The Digital Government Strategy is building on an already extensive foundation that aims to deliver better technology, data and insights for less money. The Strategy embraces a new way of doing business enabling modern technology and information to better serve the public.
The Digital Government Strategy recognizes one of the unique characteristics of information technology: more can be done for less money. Few would argue that the federal government can and should be doing more, and offering better services, for the estimated $80 billion we spend annually on technology; indeed, the foundation of IT reforms illustrates the many opportunities for improvement.
The Strategy is unique among the foundational reforms: instead of focusing on processes to improve IT, it focuses on outcomes. There are 3 simple goals:
- Enable the American people and an increasingly mobile federal workforce to access information and services anywhere, anytime, on any device;
- Deliver digital services, such as providing access to an individual’s Medicare account, to the American people smartly, securely, and affordable; and
- Unlock the power of government data to spur innovation.

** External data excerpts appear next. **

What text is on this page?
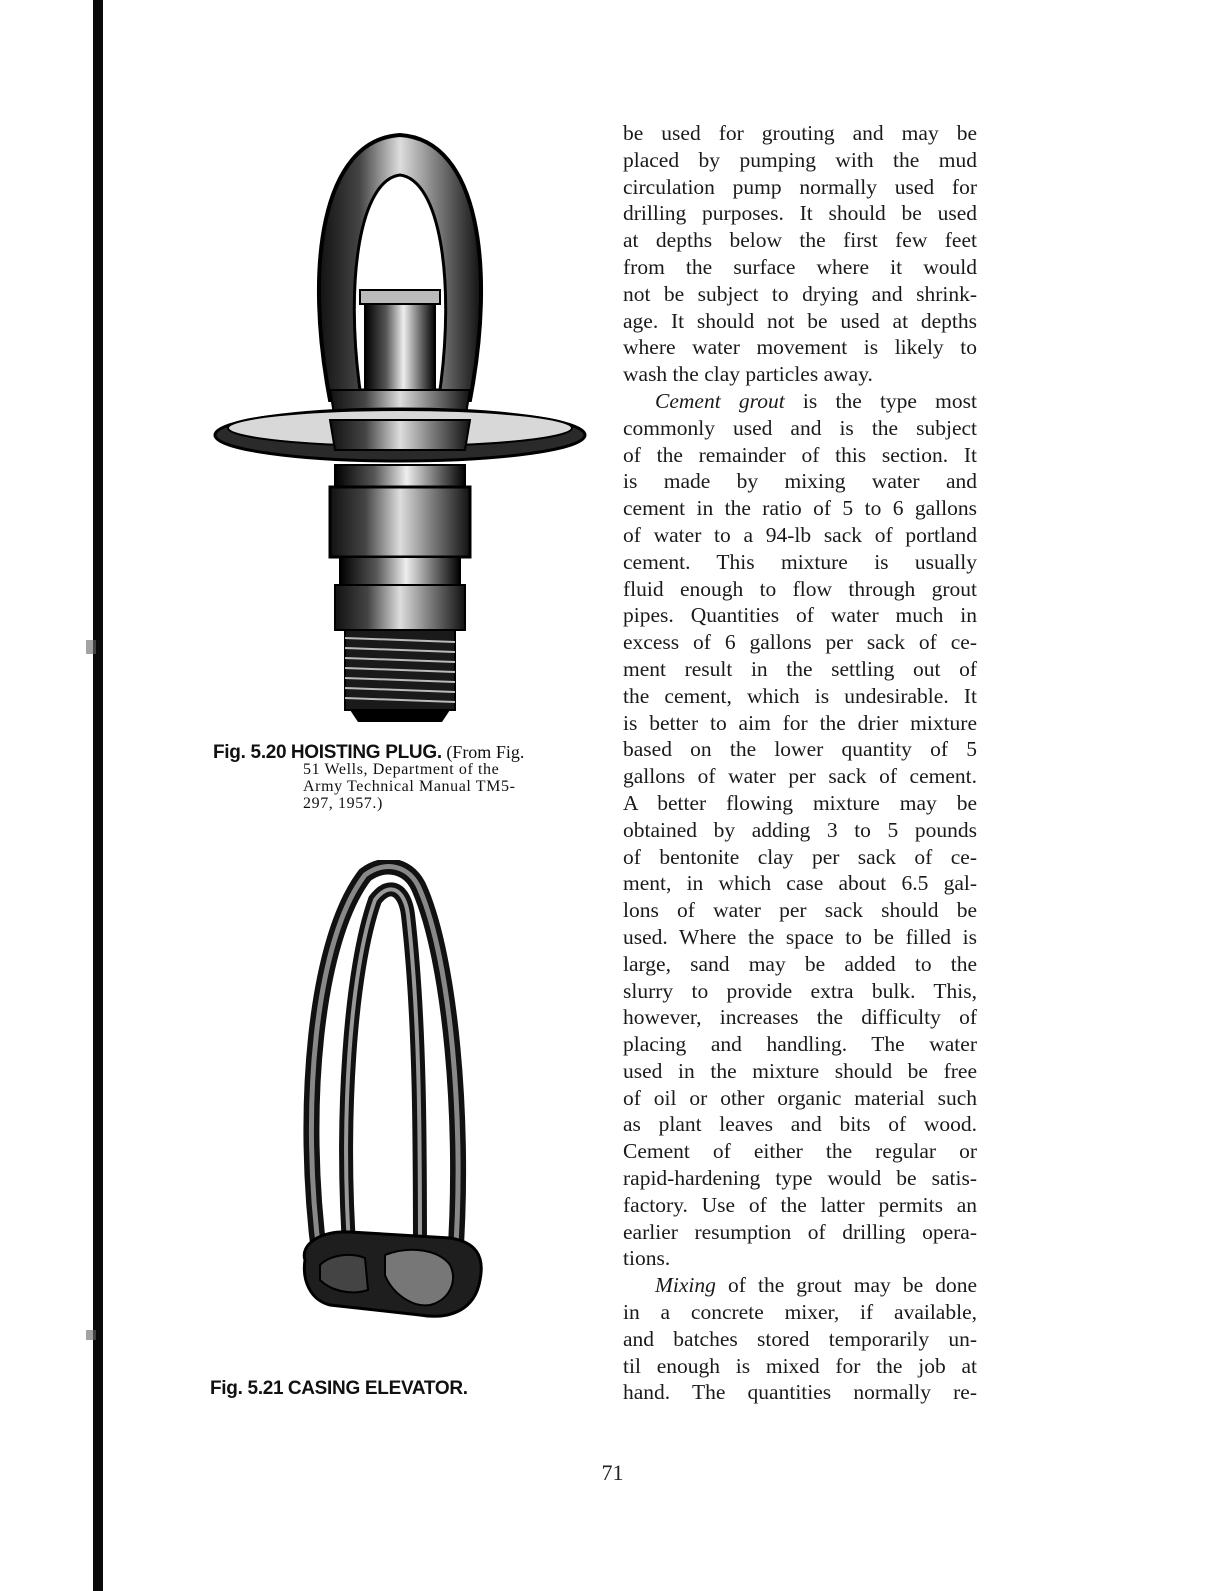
Fig. 5.20 HOISTING PLUG. (From Fig.
51 Wells, Department of the
Army Technical Manual TM5-
297, 1957.)
Fig. 5.21 CASING ELEVATOR.
be used for grouting and may be
placed by pumping with the mud
circulation pump normally used for
drilling purposes. It should be used
at depths below the first few feet
from the surface where it would
not be subject to drying and shrink-
age. It should not be used at depths
where water movement is likely to
wash the clay particles away.
Cement grout is the type most
commonly used and is the subject
of the remainder of this section. It
is made by mixing water and
cement in the ratio of 5 to 6 gallons
of water to a 94-lb sack of portland
cement. This mixture is usually
fluid enough to flow through grout
pipes. Quantities of water much in
excess of 6 gallons per sack of ce-
ment result in the settling out of
the cement, which is undesirable. It
is better to aim for the drier mixture
based on the lower quantity of 5
gallons of water per sack of cement.
A better flowing mixture may be
obtained by adding 3 to 5 pounds
of bentonite clay per sack of ce-
ment, in which case about 6.5 gal-
lons of water per sack should be
used. Where the space to be filled is
large, sand may be added to the
slurry to provide extra bulk. This,
however, increases the difficulty of
placing and handling. The water
used in the mixture should be free
of oil or other organic material such
as plant leaves and bits of wood.
Cement of either the regular or
rapid-hardening type would be satis-
factory. Use of the latter permits an
earlier resumption of drilling opera-
tions.
Mixing of the grout may be done
in a concrete mixer, if available,
and batches stored temporarily un-
til enough is mixed for the job at
hand. The quantities normally re-
71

Realizing the objectives of the Digital Government Strategy will ultimately improve the quality of services available to the American people and advance each of the Department of Health and Human Service’s strategic goals:
- Strengthen Health Care
- Advance Scientific Knowledge and Innovation
- Advance the Health, Safety, and Well-Being of the American People
- Increase Efficiency, Transparency, and Accountability of HHS Programs
- Strengthen the Nation's Health and Human Services Infrastructure and Workforce
The Strategy’s “Information-Centric” approach will “free the data” and increase the liquidity of information. HHS has already experienced the power of data liquidity with Open Gov initiatives. For example, HealthData.gov is a one-stop resource for the growing ecosystem of innovators who are turning data into new applications, services, and insights that can help improve health and health care. As a “Shared First” project, HealthData.Gov has been re-released as HealthData v2, a full scale collaborative service around health dataset management, commentary and access. HealthData v2 includes community collaboration capabilities; the dynamic ability to create and maintain content without intermediaries; user commentary and ranking for datasets; secure workflow for dataset submission and approval; the capability to directly host datasets; advanced faceted search; and semantic and linked data capabilities to provide an integrated workplace and community for collaboration around health related data.
But we need to move beyond data liquidity to information liquidity. We are looking to increase the value of program and content data by having information on HHS’s websites tagged in a way that make it available for use by machines.
As we have done with Open Government, we will be asking for HHS employee and public input and sharing our progress on the digital strategy web site. We will mark our progress by our accomplishments – over the next 6 – 12 months we plan to:
- Engage with customers to identify at least two existing major customer-facing services that contain high-value data or content as first-move candidates to make compliant with new open data, content, and web API policy;
- Make high-value data and content in at least two existing major customer-facing systems available through web APIs, apply metadata tagging and publish a plan to transition additional high-value systems;
- Optimize at least two existing priority customer-facing services for mobile use and publish a plan for improving additional existing services
- Develop models for the delivery of commercial mobile applications into the federal environment; and
- Optimize at least two existing priority customer-facing services for mobile use and publish a plan for improving additional existing services.
HHS is rapidly adapting to the new digital world and is fully embracing the Digital Government Strategy’s objectives. With HHS harnessing the potential of the digital world, the Department is laser-focused on enhancing the well-being of the American people.